This is an album awash with snarling, fuzzy guitars that sting sweaty skin like summer dragonflies and leak their business all over the place. The vocals are shout-sung in Spanglish to a tattoo of primal tub thumping. It’s self-described as the Stooges convening in a tequila bar - and that’ll do me.
They came out of nowhere, got cold feet and went back there again but Eddy Current Supression Ring still casts a shadow over Melbourne’s bustling garage rock scene. Mesa Cosa mines the same rich vein of suburban humdrum for their lyrical themes, but it’s in the direction of Spanish madmen Wau Y Los Arrghs!!! that they most frequently nod their musical hat.

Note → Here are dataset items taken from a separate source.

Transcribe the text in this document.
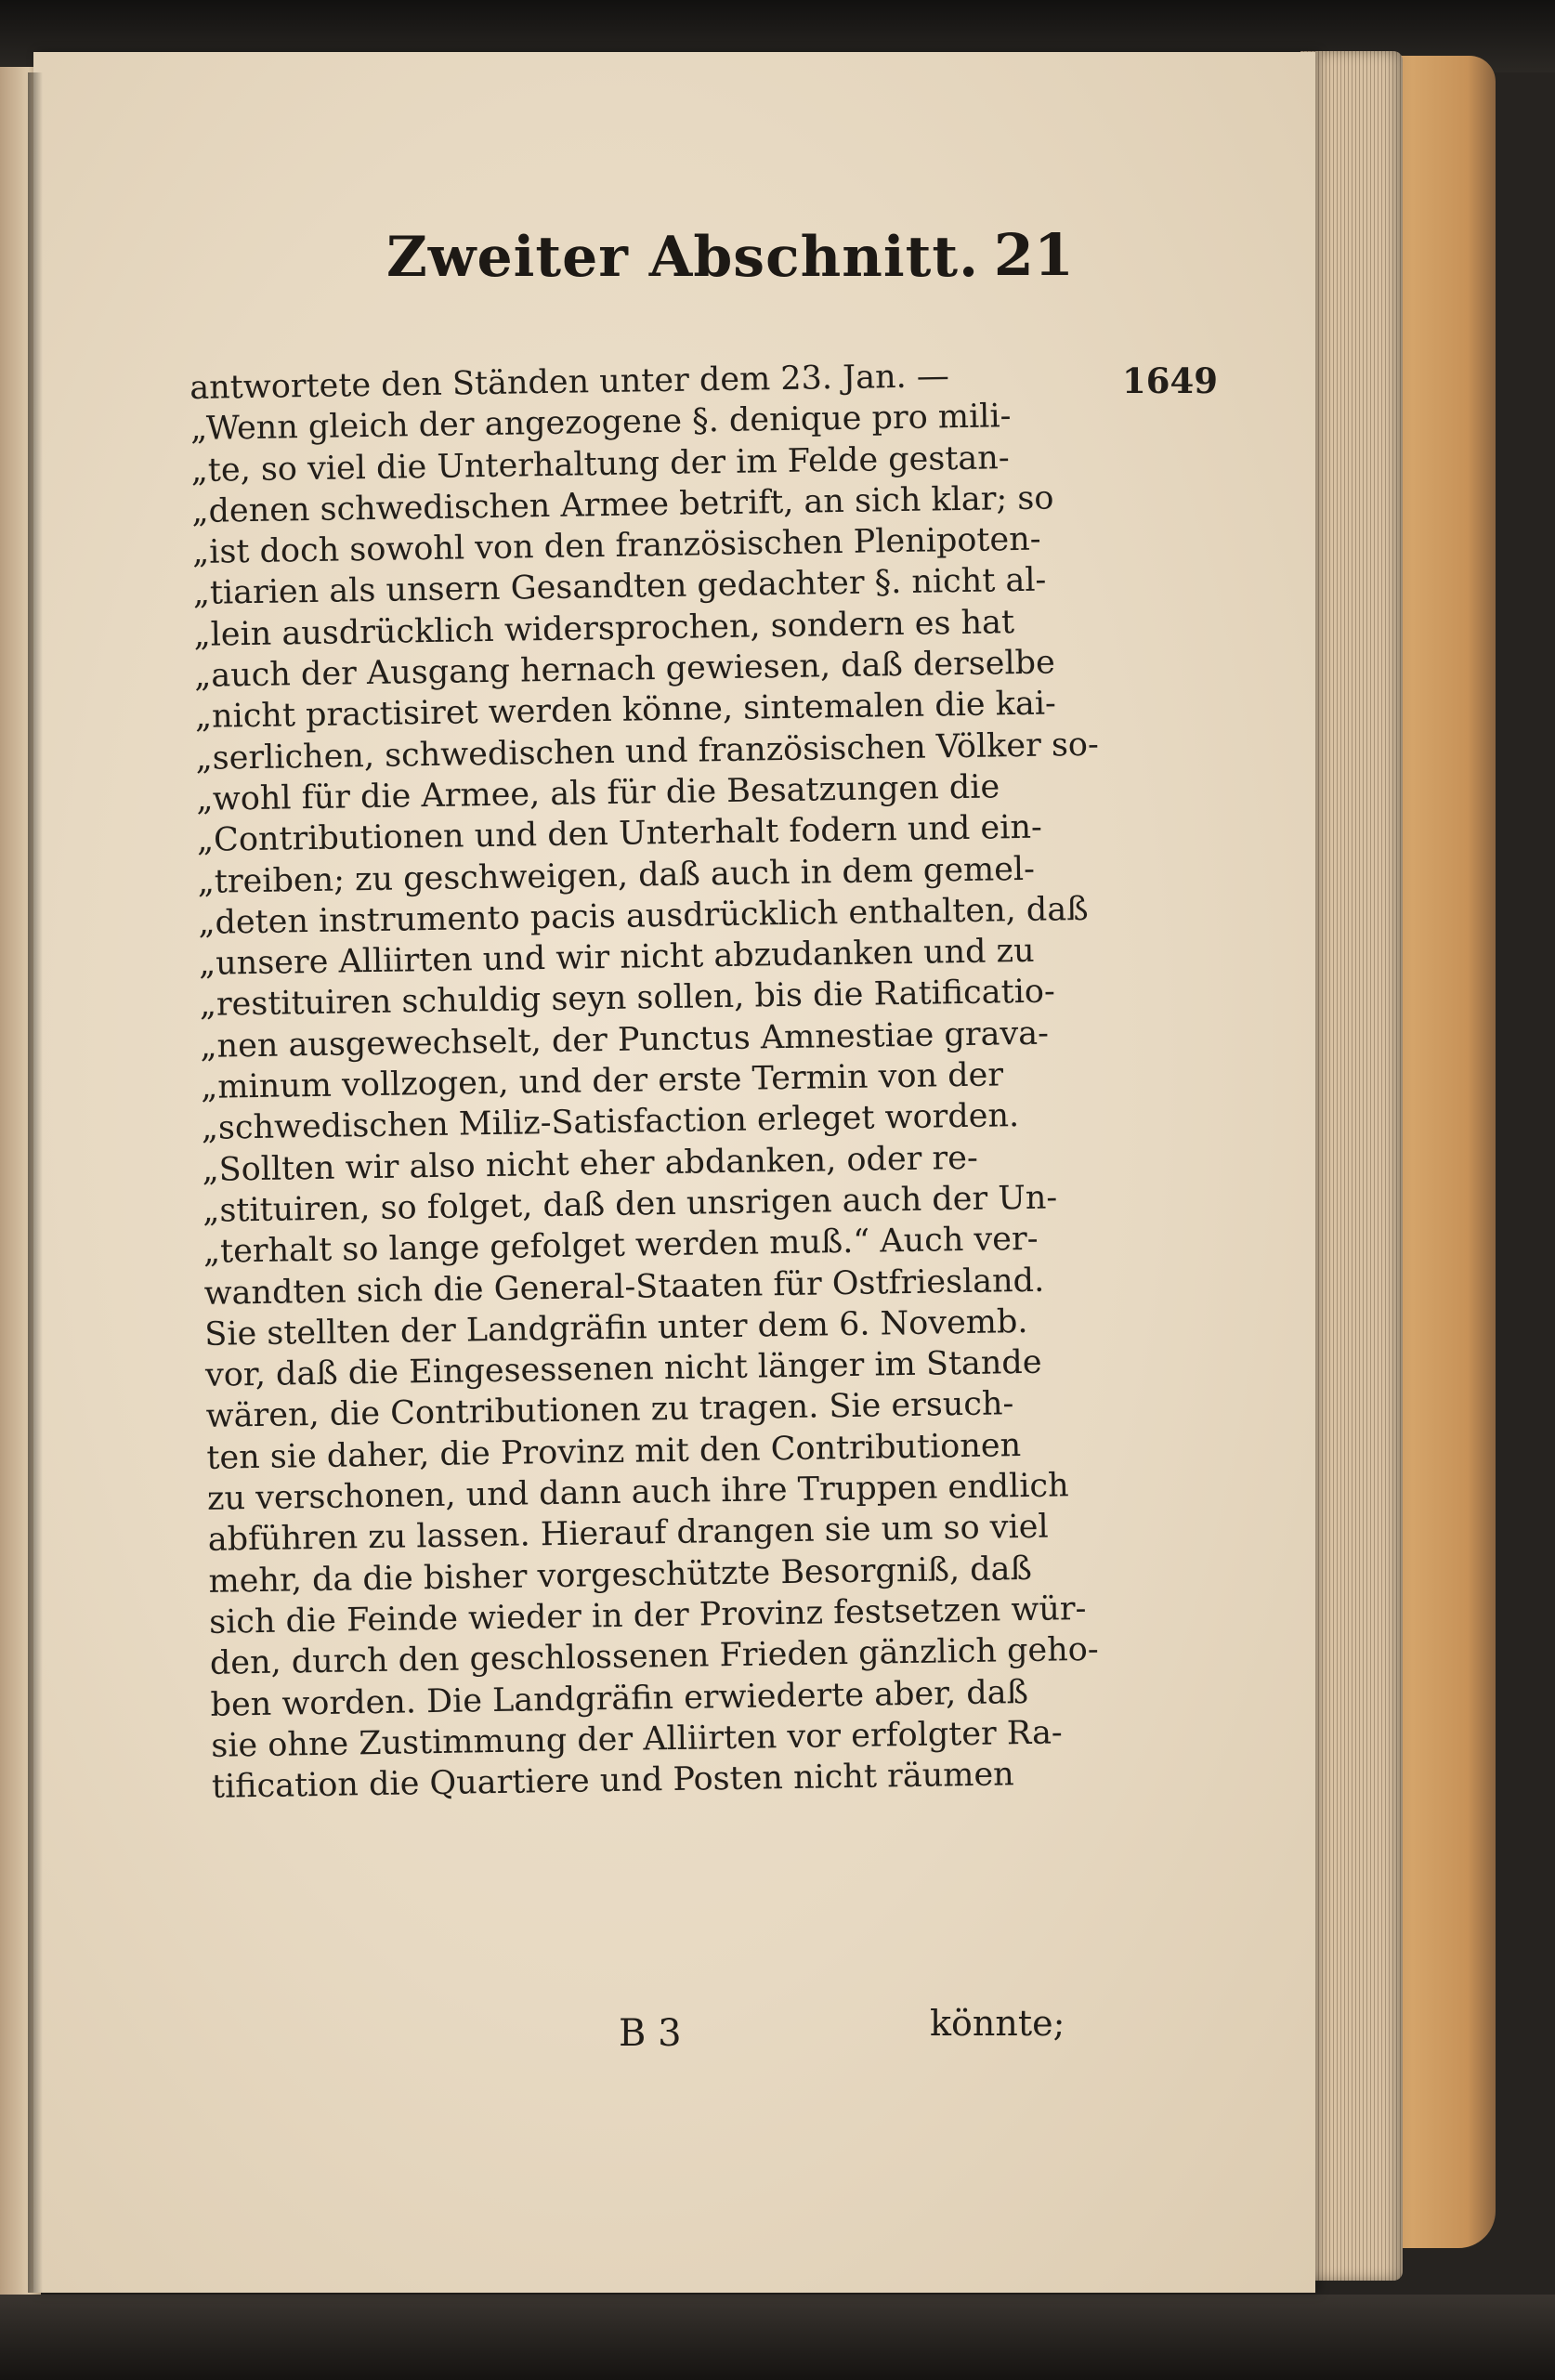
Zweiter Abschnitt. 21
antwortete den Ständen unter dem 23. Jan. —
„Wenn gleich der angezogene §. denique pro mili-
„te, so viel die Unterhaltung der im Felde gestan-
„denen schwedischen Armee betrift, an sich klar; so
„ist doch sowohl von den französischen Plenipoten-
„tiarien als unsern Gesandten gedachter §. nicht al-
„lein ausdrücklich widersprochen, sondern es hat
„auch der Ausgang hernach gewiesen, daß derselbe
„nicht practisiret werden könne, sintemalen die kai-
„serlichen, schwedischen und französischen Völker so-
„wohl für die Armee, als für die Besatzungen die
„Contributionen und den Unterhalt fodern und ein-
„treiben; zu geschweigen, daß auch in dem gemel-
„deten instrumento pacis ausdrücklich enthalten, daß
„unsere Alliirten und wir nicht abzudanken und zu
„restituiren schuldig seyn sollen, bis die Ratificatio-
„nen ausgewechselt, der Punctus Amnestiae grava-
„minum vollzogen, und der erste Termin von der
„schwedischen Miliz-Satisfaction erleget worden.
„Sollten wir also nicht eher abdanken, oder re-
„stituiren, so folget, daß den unsrigen auch der Un-
„terhalt so lange gefolget werden muß.“ Auch ver-
wandten sich die General-Staaten für Ostfriesland.
Sie stellten der Landgräfin unter dem 6. Novemb.
vor, daß die Eingesessenen nicht länger im Stande
wären, die Contributionen zu tragen. Sie ersuch-
ten sie daher, die Provinz mit den Contributionen
zu verschonen, und dann auch ihre Truppen endlich
abführen zu lassen. Hierauf drangen sie um so viel
mehr, da die bisher vorgeschützte Besorgniß, daß
sich die Feinde wieder in der Provinz festsetzen wür-
den, durch den geschlossenen Frieden gänzlich geho-
ben worden. Die Landgräfin erwiederte aber, daß
sie ohne Zustimmung der Alliirten vor erfolgter Ra-
tification die Quartiere und Posten nicht räumen
1649
B 3	könnte;
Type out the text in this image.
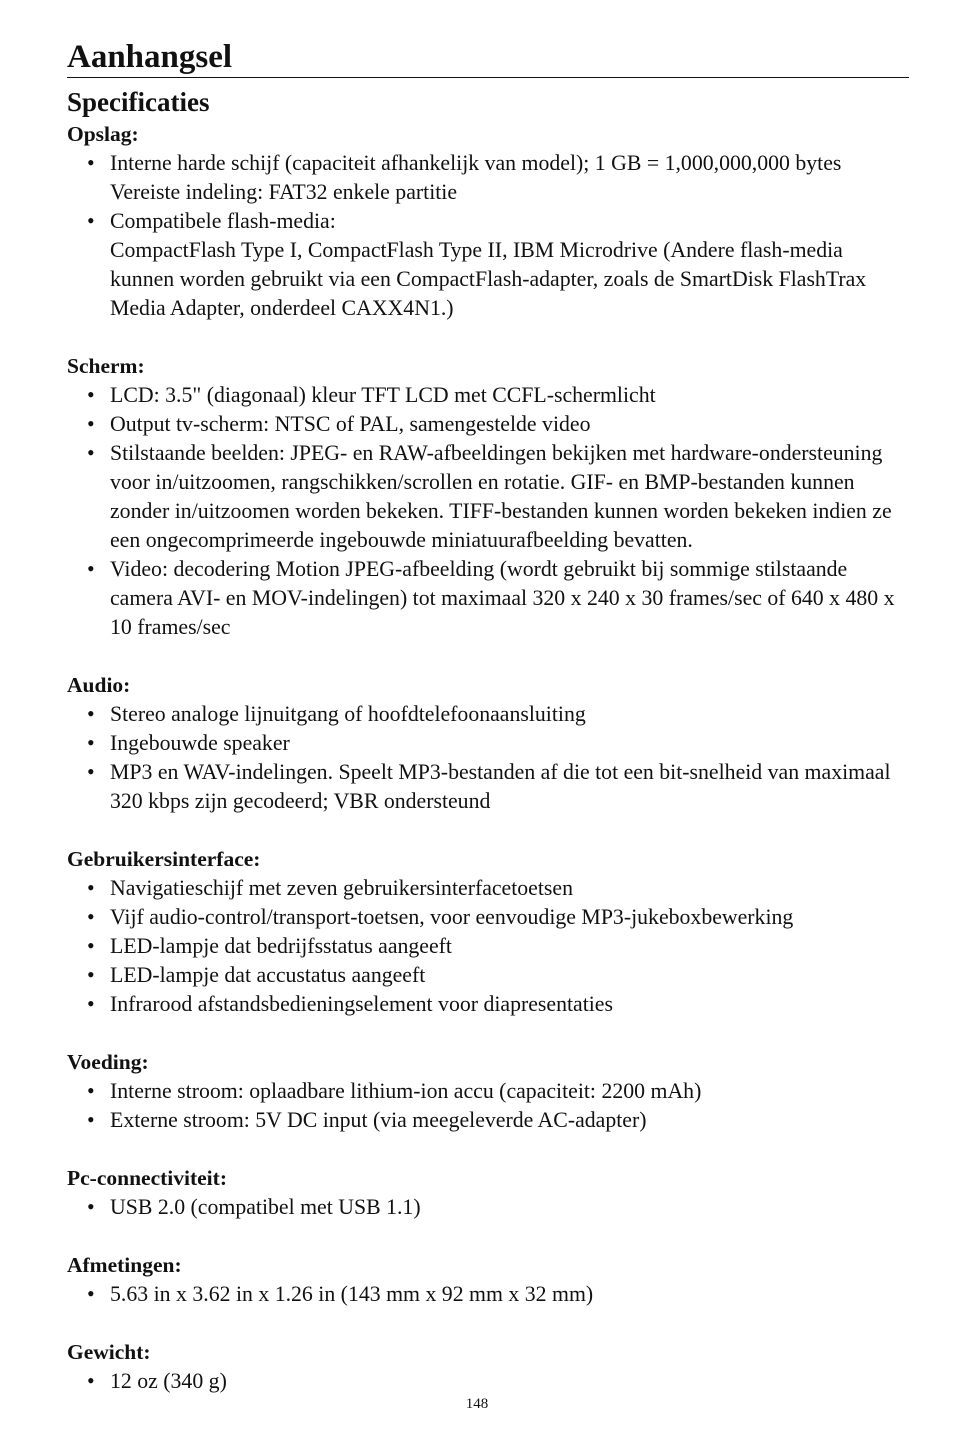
Aanhangsel
Specificaties

Opslag:

• Interne harde schijf (capaciteit afhankelijk van model); 1 GB = 1,000,000,000 bytes
Vereiste indeling: FAT32 enkele partitie
• Compatibele flash-media:
CompactFlash Type I, CompactFlash Type II, IBM Microdrive (Andere flash-media kunnen worden gebruikt via een CompactFlash-adapter, zoals de SmartDisk FlashTrax Media Adapter, onderdeel CAXX4N1.)

Scherm:

• LCD: 3.5" (diagonaal) kleur TFT LCD met CCFL-schermlicht
• Output tv-scherm: NTSC of PAL, samengestelde video
• Stilstaande beelden: JPEG- en RAW-afbeeldingen bekijken met hardware-ondersteuning voor in/uitzoomen, rangschikken/scrollen en rotatie. GIF- en BMP-bestanden kunnen zonder in/uitzoomen worden bekeken. TIFF-bestanden kunnen worden bekeken indien ze een ongecomprimeerde ingebouwde miniatuurafbeelding bevatten.
• Video: decodering Motion JPEG-afbeelding (wordt gebruikt bij sommige stilstaande camera AVI- en MOV-indelingen) tot maximaal 320 x 240 x 30 frames/sec of 640 x 480 x 10 frames/sec

Audio:

• Stereo analoge lijnuitgang of hoofdtelefoonaansluiting
• Ingebouwde speaker
• MP3 en WAV-indelingen. Speelt MP3-bestanden af die tot een bit-snelheid van maximaal 320 kbps zijn gecodeerd; VBR ondersteund

Gebruikersinterface:

• Navigatieschijf met zeven gebruikersinterfacetoetsen
• Vijf audio-control/transport-toetsen, voor eenvoudige MP3-jukeboxbewerking
• LED-lampje dat bedrijfsstatus aangeeft
• LED-lampje dat accustatus aangeeft
• Infrarood afstandsbedieningselement voor diapresentaties

Voeding:

• Interne stroom: oplaadbare lithium-ion accu (capaciteit: 2200 mAh)
• Externe stroom: 5V DC input (via meegeleverde AC-adapter)

Pc-connectiviteit:

• USB 2.0 (compatibel met USB 1.1)

Afmetingen:

• 5.63 in x 3.62 in x 1.26 in (143 mm x 92 mm x 32 mm)

Gewicht:

• 12 oz (340 g)
148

Vocalist Pablo Alvarado is from Mexico and doesn’t mind you knowing. He rips into his work like a Tijuana gang lord with a disembowelling knife who’s getting square with Donald Trump. The approach often crosses over into mania. Mucho recommend. Or something like that.
A call-out to no frills/no fills drummer Knives who drives the bus relentlessly. He lays the foundation for these songs with brutal effectiveness and there’s a thrilling mess of guitars and bass thrown over the top like a big Mexican blanket.
“Sydney” is a modern-day cousin of the pallid “Don’t Go To Sydney” by The Zimmermen but a shared sentiment is where the similarity ends. The skulking bass intro just sets the scene. Mesa Cosa’s reasons for not heading north are because “the girls of (insert Melbourne suburb name here) will miss me”. Boring old Paul Kelly might have a hankering for the view from a 727 but most of us from this neck of the woods know that the vista from the gutter outside the Hoey (R.I.P.) was always more interesting.
Closing song “Bad Blood” is the aural equivalent of a head-crushing manflu. “Bruja” ups the distortion to frenzied levels and an ascending piano part is a nice Stoogey touch as the guitarists climb up their fret boards. “YaYaYa” is positively pop by comparison. “Satanas” cops The Sweet for good measure but leaves “Ballroom Blitz” behind at the altar.
If Mesa Cosa was a Stooges song it would be “Loose” and that’s perfectly fine when it involves energy at these levels. “YaYa Brouha” only has nine songs and that’s cool, too. It’s an aural pummelling that’s going on here with no intervention by the referee, and its brevity is a reminder that you don’t need more than a few rounds when all the punches land.